Я сдерживаю улыбку и отвечаю с серьезным видом.
— Я пользуюсь приложением, которое значительно упрощает задачу. Я упоминала, что Эзра финансово независим?
— Да. Упоминала.
— Потому что так и есть. Он зарабатывает на патентах на свои изобретения. А еще на разумных инвестициях. Эзра вырос в небогатой семье, как и я. Никто ничего не преподносил ему на блюдечке с голубой каемочкой.
Ронан смотрит на меня, раздувая ноздри и поджимая губы.
— Похоже, у вас много общего. И про блюдечко с голубой каемочкой можно было не говорить.

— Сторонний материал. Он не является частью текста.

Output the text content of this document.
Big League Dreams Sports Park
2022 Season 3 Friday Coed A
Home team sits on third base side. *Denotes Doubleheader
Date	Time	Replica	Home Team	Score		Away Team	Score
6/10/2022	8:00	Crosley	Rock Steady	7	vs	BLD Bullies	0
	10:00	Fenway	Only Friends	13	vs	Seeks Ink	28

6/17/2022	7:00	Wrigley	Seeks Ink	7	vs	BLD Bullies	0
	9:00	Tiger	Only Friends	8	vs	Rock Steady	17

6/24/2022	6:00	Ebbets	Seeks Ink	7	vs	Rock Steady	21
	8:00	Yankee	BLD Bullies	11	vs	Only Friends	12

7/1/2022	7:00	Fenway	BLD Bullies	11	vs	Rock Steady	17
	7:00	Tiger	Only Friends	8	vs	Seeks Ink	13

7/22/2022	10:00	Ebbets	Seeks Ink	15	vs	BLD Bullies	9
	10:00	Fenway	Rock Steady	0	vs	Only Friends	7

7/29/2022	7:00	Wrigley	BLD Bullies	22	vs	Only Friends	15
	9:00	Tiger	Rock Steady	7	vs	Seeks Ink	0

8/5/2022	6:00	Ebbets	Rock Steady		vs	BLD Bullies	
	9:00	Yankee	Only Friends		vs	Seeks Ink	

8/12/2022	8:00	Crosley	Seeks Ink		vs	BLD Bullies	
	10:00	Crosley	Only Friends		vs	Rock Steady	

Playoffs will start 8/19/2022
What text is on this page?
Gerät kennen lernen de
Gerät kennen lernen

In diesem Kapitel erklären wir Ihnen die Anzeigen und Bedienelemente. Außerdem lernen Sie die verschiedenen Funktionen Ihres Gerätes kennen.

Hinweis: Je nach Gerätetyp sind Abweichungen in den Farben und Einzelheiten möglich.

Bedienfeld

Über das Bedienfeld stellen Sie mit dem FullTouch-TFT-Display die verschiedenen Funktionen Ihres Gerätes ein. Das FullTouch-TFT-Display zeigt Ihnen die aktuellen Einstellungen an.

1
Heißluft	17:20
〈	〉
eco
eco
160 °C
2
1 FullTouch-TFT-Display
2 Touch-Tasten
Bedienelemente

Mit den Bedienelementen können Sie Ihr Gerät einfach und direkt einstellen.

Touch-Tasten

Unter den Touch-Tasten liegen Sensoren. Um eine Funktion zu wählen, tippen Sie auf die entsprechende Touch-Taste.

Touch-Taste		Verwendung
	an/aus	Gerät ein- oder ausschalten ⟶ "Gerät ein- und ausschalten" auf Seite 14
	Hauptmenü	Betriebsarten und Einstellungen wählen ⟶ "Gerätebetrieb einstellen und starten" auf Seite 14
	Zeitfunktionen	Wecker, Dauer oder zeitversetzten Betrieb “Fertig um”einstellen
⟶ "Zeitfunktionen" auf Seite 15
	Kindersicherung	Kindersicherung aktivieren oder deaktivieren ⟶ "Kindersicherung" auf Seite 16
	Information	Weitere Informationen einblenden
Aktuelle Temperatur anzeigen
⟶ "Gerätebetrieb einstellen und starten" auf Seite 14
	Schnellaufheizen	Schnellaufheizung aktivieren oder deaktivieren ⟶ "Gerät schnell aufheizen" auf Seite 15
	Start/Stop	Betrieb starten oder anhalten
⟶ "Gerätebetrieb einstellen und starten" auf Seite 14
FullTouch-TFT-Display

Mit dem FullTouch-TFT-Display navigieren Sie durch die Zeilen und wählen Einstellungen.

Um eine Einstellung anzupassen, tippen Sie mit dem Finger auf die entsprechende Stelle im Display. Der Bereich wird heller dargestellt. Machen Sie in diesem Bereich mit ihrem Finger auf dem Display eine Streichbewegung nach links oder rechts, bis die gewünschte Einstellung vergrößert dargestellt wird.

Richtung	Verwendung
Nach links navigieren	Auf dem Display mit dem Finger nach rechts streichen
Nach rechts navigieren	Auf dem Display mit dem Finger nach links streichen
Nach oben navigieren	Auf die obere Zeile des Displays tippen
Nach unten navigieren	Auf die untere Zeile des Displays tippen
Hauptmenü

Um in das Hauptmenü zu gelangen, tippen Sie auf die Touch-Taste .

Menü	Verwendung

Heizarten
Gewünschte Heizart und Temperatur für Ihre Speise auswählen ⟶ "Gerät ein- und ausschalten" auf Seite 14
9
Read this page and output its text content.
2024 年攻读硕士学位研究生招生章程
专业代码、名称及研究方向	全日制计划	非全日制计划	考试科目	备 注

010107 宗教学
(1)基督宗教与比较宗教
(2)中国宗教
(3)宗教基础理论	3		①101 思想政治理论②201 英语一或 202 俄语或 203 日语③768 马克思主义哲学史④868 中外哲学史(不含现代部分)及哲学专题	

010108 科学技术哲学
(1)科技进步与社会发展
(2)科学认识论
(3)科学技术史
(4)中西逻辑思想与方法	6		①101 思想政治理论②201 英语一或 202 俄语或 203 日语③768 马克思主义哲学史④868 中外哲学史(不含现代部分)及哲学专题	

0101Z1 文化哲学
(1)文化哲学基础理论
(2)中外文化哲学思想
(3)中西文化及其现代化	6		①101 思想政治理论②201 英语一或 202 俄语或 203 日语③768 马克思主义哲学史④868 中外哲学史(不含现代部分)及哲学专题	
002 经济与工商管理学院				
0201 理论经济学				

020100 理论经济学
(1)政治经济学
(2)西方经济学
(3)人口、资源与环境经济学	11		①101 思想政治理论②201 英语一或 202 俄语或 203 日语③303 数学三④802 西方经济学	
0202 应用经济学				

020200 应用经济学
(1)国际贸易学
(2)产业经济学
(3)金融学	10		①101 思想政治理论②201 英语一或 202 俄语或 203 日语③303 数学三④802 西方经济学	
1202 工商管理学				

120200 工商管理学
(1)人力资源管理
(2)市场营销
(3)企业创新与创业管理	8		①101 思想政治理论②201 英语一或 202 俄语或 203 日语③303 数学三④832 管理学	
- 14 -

Я притворяюсь, что ничего не понимаю, и невинно хлопаю ресницами.
— О, прости. Ты переживаешь из-за того, что тебе никогда не приходилось работать или беспокоиться о деньгах, потому что ты унаследовал огромное состояние?
Если он продолжит скрежетать зубами, то скоро ему понадобятся зубные протезы.
— Продолжай строить мне глазки, как олененок, и болтать своим умным ротиком, и посмотрим, что будет, Мэйвен.
От его низкого угрожающего тона по моему телу пробегает дрожь. Это чистый адреналин, инстинкт «бей или беги». Я уже много лет не чувствовала себя такой живой. Из моей груди вырывается радостный смех.
— Теперь ты смеешься! Тебе правда нравится видеть меня несчастным, не так ли?
— Нет, мне нравится делать тебя несчастным. Видеть тебя несчастным – это просто вишенка на торте. Я пробую чили реллено.
Я тянусь через стол, демонстративно отрезаю себе кусочек его блюда и кладу в рот. Пережевывая, я издаю аппетитный звук и проглатываю кусок совершенно ужасного перца в панировке. Назвать его приправленным картоном – значит отдать ему слишком много чести. На вкус он как старый кожаный ботинок.
— Как вкусно! Тебе не понравилось? Это странно. Твои вкусовые рецепторы, должно быть, онемели от всей этой соленой икры, которую вы, богачи, едите.
На его челюсти дергается мышца. Ронан выглядит так, будто вот-вот лопнет по швам. Он терпеть не может, когда его дразнят из-за денег его семьи, чем я часто пользуюсь.
— Я в жизни не ел икру.
— Ел. Я отчетливо помню, как ты слизал большую черную каплю с блина, а потом швырнул блин через всю комнату, и он прилип к моему лбу.
Ронан усмехается.
— Тебе показалось. Этого не было.
— Рождественская вечеринка у родителей Шелли Смит в седьмом классе.
Он на мгновение задумывается, словно пытается извлечь воспоминание из какого-то старого ржавого картотечного шкафа в своей голове.
— А. Да, я это помню.
— Помнишь, как все покатывались со смеху? И как я в смущении убежала?
— Я помню, как пошел за тобой, чтобы извиниться и объяснить, что я целился в того придурка Тима Барнса, который тебя доставал, но ты как будто исчезла. Я целый час бродил по окрестностям в поисках тебя.
Я недоверчиво качаю головой.
— Ложь так легко слетает с твоих губ.